How Catton's life changed after Man Booker win
Eleanor Catton would like very much to write another novel, but is now too busy doing all the things that come with being internationally acclaimed.
In her case, one of those other activities was having her achievements celebrated at Government House in Wellington today at an investiture ceremony hosted by Governor-General Sir Jerry Mateparae and Lady Janine Mateparae.
Catton was made a Member of the New Zealand Order of Merit for services to literature in the New Year honours.
She has been in demand since winning the 2013 Man Booker Prize for her novel, The Luminaries. It is set on the West Coast during the gold rush of the 1860s.
When she's not doing her part-time job as a creative writing lecturer at the Manukau Institute of Technology (MIT), she could well be overseas on a book tour.
She was off to Britain next week where she would visit various festivals, Catton said after the ceremony today.
Some events on the tour would be attended by the Man Booker judges, whom she had never met.
"They know the book quite well, actually, having had to read it three times during the judging process," Catton said.
She had been to overseas festivals in Canada and Australia.
"There's some pretty exciting ones lined up. I'm off to Brazil later on this year, and to Sweden, countries I've never visited before."
MIT had been "completely generous", allowing her to juggle her other engagements with her teaching work.
This year, she would not be teaching a full class until the next term starting in late April.
Some aspects of her life had changed considerably since winning the Man Booker award.
"Getting recognised is pretty weird, I'm not used to that," Catton said.
"It's usually just so lovely. People coming up to say 'Hi', and just saying they've read the book, or they know somebody who's read the book.
"That's been really positive and wonderful."
Other parts of her life had not changed.
"I'm still in the same flat that I've been living in in Auckland.

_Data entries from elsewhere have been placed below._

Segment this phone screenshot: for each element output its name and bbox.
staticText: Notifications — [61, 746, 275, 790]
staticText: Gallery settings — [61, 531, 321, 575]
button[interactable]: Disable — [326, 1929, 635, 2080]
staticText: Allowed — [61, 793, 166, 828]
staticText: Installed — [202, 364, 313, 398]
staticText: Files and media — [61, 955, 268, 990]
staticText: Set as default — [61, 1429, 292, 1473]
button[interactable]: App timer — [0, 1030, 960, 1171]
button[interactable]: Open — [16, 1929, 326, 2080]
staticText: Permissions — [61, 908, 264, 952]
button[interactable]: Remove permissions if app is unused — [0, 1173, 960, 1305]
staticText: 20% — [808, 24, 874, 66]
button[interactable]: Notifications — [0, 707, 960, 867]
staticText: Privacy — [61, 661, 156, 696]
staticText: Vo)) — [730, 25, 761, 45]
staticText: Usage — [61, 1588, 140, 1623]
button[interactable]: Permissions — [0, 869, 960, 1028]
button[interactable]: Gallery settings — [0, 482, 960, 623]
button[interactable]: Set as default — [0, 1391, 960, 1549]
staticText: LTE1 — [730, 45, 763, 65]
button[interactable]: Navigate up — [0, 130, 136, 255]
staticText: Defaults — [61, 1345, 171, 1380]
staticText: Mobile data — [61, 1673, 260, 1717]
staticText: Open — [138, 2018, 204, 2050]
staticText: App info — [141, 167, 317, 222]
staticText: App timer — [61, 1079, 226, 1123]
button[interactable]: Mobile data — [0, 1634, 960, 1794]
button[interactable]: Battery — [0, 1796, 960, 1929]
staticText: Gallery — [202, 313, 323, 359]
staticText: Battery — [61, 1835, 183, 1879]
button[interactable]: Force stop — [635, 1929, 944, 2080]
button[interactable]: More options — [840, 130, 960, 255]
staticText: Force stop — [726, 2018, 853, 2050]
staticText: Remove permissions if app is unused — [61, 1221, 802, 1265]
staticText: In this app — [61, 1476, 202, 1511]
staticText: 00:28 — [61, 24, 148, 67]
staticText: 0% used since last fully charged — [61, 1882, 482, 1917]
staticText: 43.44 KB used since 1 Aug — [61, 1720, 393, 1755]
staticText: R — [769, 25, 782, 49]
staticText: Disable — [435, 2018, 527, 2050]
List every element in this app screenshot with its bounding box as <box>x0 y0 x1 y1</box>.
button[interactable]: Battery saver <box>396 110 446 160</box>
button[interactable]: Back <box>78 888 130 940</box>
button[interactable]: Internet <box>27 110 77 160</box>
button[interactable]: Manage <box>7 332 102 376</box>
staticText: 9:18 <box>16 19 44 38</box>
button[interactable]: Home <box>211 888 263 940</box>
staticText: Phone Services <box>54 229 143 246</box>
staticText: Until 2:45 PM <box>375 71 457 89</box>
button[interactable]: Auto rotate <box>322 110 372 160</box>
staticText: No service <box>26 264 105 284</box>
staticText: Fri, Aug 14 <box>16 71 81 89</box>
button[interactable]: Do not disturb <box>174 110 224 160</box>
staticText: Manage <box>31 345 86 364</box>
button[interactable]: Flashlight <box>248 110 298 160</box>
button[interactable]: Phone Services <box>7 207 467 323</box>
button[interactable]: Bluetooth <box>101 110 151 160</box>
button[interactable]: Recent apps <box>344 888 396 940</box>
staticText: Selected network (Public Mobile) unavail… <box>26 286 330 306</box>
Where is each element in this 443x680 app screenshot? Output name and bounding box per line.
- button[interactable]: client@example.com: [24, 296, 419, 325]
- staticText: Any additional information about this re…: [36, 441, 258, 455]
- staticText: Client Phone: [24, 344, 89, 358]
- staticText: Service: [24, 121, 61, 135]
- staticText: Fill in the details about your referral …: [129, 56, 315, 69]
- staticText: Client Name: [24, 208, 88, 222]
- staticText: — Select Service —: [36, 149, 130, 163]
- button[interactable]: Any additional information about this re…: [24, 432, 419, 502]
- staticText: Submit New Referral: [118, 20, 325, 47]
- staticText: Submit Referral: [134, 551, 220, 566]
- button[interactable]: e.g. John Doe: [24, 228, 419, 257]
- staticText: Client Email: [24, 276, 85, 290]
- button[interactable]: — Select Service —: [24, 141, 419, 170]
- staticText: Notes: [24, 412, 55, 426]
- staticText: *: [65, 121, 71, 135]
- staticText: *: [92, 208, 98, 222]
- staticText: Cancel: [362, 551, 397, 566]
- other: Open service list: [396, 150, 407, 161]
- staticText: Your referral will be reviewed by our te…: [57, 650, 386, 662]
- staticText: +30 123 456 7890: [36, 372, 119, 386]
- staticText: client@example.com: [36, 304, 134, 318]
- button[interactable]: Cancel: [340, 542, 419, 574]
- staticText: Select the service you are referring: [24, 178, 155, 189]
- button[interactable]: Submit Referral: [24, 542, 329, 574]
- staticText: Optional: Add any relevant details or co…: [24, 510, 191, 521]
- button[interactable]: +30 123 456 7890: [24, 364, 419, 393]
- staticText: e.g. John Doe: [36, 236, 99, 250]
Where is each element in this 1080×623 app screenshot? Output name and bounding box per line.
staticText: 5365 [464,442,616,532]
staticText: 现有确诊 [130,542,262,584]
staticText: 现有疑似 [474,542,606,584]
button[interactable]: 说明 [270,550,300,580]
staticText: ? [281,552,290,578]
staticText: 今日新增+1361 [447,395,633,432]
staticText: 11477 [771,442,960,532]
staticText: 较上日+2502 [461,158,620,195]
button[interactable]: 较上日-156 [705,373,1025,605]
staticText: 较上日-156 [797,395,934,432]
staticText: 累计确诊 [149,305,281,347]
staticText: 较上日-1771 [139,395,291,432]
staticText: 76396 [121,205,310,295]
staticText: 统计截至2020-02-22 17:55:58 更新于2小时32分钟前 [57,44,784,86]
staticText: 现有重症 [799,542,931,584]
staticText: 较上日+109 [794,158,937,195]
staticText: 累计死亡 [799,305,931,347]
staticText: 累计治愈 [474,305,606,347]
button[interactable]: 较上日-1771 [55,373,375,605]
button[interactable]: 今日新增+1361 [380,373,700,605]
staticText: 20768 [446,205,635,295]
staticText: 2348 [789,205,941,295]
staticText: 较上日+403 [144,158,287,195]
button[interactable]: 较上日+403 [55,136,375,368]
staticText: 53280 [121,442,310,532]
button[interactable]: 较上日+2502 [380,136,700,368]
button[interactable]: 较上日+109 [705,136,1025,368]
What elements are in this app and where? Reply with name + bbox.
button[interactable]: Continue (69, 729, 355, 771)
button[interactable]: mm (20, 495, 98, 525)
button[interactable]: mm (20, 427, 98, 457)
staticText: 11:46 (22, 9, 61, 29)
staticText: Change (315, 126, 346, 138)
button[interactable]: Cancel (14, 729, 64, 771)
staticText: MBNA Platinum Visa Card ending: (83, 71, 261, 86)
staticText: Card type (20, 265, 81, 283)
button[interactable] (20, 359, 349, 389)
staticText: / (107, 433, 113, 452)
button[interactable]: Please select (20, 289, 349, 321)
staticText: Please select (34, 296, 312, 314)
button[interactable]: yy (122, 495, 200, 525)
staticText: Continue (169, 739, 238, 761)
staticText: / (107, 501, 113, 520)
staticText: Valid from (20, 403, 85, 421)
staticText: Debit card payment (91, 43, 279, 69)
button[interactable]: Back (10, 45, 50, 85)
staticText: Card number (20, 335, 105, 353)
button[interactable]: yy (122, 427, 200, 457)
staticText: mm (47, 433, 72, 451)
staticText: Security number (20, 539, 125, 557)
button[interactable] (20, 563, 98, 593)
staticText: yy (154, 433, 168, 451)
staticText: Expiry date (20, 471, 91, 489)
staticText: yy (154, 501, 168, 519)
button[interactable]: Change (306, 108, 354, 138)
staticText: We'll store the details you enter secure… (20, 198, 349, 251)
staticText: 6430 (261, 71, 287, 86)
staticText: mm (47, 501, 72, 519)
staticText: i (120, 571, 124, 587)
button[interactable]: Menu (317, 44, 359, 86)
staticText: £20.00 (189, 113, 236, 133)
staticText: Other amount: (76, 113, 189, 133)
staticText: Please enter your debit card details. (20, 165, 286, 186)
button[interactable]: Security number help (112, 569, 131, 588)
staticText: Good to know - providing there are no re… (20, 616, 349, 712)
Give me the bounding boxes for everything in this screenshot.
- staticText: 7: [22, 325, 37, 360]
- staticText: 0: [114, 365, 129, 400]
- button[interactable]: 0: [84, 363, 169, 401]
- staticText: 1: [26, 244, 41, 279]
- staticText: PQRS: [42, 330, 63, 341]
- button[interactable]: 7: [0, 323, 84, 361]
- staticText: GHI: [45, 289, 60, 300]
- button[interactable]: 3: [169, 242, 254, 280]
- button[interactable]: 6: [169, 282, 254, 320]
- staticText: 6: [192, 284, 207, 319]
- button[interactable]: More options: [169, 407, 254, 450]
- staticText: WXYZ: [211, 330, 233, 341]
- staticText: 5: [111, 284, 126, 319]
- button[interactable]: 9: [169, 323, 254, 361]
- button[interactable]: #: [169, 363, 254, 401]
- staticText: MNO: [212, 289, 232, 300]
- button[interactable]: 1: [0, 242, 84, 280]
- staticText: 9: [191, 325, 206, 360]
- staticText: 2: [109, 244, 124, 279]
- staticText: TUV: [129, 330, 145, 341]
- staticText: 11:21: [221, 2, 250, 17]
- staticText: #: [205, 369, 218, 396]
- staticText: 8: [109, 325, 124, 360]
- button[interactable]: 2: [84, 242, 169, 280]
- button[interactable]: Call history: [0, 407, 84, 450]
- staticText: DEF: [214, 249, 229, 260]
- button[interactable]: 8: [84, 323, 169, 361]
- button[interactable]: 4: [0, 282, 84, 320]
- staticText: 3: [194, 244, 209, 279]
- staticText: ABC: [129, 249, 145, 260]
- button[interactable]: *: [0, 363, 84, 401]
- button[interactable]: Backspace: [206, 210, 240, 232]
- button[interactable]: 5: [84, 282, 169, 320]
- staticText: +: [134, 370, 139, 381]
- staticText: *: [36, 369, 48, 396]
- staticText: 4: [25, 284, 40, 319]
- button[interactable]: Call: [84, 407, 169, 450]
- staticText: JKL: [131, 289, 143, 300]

My cats don't care about the Booker prize, except for something to knock over."
She had no time to do more writing.
"I'd love to write another novel sooner rather than later, but at the moment teaching takes up easily half my time ... and the other half is organising the public side of promoting a book."
The success of The Luminaries had been financially worthwhile, "completely astonishing, actually".
Others being celebrated today included Sir Bob Parker, Christchurch mayor during the quakes, who was made a Knight Companion of New Zealand Order of Merit for services to local body affairs and the community, and former managing director of iconic Christchurch department store Ballantynes, Richard Ballantyne who was made a Companion of the New Zealand Order of Merit.
Dick Tayler, who won the 10,000 metres at the 1974 Commonwealth Games in Christchurch, was made a Member of the New Zealand Order of Merit for services to athletics. Amazing Race host Phil Keoghan was also made a member of the order for services as a television presenter and to tourism.
Several people who received bravery awards were honoured, with particularly sustained applause for Christchurch woman Lois Kennedy who was in her early 80s when, armed with a hearth brush, she took on a man attacking his mother with a blunt samurai sword.
Kennedy was in a wheelchair today, but stood, with help from the governor-general, when being honoured.